Crawler-style cranes have some of the highest lifting capacities of all construction cranes. Their wide crawler tracks make them both mobile and stable, so they don’t require outriggers for stability. Although their tracks make them mobile, they cannot travel on roads and must be transported by tractor trailers. These cranes use long lattice booms that are often made up of multiple structural sections to lift loads of several thousand tons. They’re commonly used on large construction projects to lift and move huge components and structures.

Gantry Crane

Some of the biggest cranes in the world are giant gantry cranes capable of lifting more than 20,000 tons. A crane bridge is fixed to tall wheeled legs at each end, making the entire structure mobile, and one or more hoists travel along the beam. Large gantry cranes are used in harbors and shipyards to load and unload shipping containers and assemble large ship components. Smaller gantry cranes are often used in warehouse operations, HVAC installation and maintenance, manufacturing, and more.

Jib Crane

Jib cranes are frequently used in industrial fabrication, manufacturing, and maintenance operations where raw materials and components need to be moved in a circular or semi-circular area of coverage. Jib cranes consist of a hoist that travels along a single boom, usually an I-beam or square steel tubing. This boom is then attached to a wall or a floor-mounted mast and rotates in a circular or semi-circular path.

Railroad Crane

Railroad cranes consist of a rotating crane body mounted on a large railcar, and they’re designed to operate without outriggers by using a counterweight mechanism. Railcar-mounted cranes are most often used for handling freight, maintenance of way, and recovery for derailments and other accidents.

Rough Terrain Crane

Rough terrain cranes are a compact type of truck-mounted crane with large rubber tires that allow them to navigate difficult terrain on a worksite. Unlike most truck-mounted cranes, these cranes not usually able to travel on roads. However, with four-wheel drive and four-wheel steering, they are better-suited for worksites with uneven terrain and little open space.

Ship Deck Crane

Ship deck cranes are typically specially designed jib-style cranes that are mounted directly on a ship deck.
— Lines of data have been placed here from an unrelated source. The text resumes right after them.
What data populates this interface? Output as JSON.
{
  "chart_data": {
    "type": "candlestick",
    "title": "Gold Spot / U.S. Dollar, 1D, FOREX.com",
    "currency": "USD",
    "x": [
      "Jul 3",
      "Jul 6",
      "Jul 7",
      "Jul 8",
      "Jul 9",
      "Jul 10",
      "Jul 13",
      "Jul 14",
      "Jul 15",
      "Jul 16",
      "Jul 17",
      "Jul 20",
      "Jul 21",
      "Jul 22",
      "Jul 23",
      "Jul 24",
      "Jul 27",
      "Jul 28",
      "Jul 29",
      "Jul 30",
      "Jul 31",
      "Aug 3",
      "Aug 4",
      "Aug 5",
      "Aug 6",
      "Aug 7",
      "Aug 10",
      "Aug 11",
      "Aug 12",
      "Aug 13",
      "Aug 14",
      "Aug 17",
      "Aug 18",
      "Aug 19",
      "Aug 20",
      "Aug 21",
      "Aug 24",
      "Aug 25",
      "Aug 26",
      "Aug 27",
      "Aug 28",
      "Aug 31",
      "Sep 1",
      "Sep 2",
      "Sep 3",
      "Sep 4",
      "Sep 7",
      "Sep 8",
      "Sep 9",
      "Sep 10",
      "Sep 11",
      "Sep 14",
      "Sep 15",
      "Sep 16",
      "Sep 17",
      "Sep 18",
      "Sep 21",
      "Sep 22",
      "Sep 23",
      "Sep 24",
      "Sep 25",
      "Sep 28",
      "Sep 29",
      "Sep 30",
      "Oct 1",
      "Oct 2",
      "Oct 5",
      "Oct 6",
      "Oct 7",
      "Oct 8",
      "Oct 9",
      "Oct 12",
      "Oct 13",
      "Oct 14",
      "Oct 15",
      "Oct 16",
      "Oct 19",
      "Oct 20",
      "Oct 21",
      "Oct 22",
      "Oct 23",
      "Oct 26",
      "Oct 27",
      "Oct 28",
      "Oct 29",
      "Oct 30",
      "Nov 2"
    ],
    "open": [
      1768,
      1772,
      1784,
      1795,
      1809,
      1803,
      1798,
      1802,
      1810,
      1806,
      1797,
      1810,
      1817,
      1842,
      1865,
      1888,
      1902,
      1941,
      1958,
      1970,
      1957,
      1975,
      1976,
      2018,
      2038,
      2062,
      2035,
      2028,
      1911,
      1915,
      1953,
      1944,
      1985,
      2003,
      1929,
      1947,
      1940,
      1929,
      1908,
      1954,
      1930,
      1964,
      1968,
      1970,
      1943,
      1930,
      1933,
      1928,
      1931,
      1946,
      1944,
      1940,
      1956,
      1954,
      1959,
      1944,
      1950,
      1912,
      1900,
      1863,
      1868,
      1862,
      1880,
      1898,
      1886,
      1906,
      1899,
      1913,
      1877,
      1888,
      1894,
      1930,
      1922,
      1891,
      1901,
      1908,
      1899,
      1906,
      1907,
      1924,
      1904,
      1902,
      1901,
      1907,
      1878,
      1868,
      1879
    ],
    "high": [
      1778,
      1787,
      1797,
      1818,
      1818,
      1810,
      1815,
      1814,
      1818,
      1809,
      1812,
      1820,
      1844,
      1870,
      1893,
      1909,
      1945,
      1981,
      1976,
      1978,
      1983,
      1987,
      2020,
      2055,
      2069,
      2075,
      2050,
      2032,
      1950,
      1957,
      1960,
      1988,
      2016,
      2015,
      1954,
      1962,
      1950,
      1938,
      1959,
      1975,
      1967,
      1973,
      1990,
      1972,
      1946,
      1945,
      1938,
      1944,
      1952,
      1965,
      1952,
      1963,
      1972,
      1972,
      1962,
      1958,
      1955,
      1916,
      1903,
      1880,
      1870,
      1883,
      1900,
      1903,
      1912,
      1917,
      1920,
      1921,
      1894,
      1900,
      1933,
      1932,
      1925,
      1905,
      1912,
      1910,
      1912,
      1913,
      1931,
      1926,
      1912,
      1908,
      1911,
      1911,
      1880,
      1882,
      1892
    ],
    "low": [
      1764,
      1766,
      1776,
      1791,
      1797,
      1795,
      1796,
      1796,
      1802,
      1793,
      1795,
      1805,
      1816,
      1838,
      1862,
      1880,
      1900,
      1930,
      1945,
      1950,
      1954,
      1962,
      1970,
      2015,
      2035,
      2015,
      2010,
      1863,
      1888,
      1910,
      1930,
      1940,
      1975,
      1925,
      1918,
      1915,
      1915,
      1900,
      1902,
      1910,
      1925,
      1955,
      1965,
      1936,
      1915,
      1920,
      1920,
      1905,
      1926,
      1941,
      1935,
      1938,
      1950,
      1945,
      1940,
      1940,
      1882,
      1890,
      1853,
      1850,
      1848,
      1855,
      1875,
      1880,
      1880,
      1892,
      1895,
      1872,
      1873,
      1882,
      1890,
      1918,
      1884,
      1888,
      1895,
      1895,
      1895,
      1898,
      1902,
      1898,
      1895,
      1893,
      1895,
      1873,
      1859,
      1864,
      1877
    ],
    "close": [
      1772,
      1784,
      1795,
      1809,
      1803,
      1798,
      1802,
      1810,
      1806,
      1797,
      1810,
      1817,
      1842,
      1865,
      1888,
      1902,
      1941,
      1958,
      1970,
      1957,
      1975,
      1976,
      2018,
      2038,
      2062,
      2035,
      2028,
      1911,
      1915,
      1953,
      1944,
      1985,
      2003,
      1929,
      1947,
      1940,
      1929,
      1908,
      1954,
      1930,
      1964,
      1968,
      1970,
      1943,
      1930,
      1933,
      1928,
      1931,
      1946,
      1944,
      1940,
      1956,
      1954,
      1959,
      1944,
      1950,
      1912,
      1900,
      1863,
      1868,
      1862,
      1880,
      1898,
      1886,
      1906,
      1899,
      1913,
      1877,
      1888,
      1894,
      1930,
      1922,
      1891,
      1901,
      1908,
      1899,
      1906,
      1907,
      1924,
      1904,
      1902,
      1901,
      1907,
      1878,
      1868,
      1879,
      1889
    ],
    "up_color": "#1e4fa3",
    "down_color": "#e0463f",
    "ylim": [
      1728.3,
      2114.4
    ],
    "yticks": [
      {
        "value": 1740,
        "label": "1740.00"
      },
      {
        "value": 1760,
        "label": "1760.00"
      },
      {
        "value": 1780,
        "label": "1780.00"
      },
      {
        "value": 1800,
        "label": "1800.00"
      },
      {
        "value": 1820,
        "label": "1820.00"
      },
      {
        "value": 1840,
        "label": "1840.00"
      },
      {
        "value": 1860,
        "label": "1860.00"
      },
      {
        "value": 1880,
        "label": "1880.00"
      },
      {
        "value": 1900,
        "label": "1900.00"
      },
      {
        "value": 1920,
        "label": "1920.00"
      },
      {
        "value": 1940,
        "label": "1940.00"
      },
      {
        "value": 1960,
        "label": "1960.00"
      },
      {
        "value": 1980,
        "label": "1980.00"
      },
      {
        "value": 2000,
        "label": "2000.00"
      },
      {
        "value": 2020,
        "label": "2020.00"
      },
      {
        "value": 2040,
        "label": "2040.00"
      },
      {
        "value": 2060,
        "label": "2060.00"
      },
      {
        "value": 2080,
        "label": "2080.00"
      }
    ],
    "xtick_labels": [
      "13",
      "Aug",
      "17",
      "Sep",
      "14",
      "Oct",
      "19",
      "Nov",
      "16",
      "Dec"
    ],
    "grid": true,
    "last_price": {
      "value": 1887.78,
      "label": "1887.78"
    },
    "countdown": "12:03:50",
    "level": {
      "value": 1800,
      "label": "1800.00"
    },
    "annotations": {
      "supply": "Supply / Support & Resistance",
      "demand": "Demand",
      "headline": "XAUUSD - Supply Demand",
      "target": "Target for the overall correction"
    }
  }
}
These types of cranes are designed for loading and unloading ship cargo when loading and unloading facilities are not available onshore. Many ship deck cranes use luffing jibs, which can be raised and lowered for a greater range of motion in limited space.

Tower Crane

Tower cranes are some of the most recognizable cranes because of their frequent use in urban construction. Their tall lattice booms reach into city skylines, sometimes hundreds of feet tall, with long rotating lattice booms mounted at the top. These tower cranes are used to construct skyscrapers and high-rise buildings, where their height allows them to move materials from the ground to the tower quickly.

Truck Mounted Crane

Truck-mounted cranes drive on large rubber tires and are usually designed to drive to and from a workplace under their own power. Most truck cranes can be driven on the highway, and they use horizontal outriggers for stability while on a worksite. Truck cranes make remote locations easier to access, so they’re commonly used in a wide variety of construction applications.

Workstation Crane

Workstation cranes are typically designed to be used in a small area for a specific purpose. Like bridge cranes, they use a bridge that travels along a straight path between two runways. They are typically freestanding, but they can also be attached to a building’s supports to save floorspace. Workstation cranes can use one or more bridges to help workers maneuver heavy components for various welding, fabrication, and assembly applications.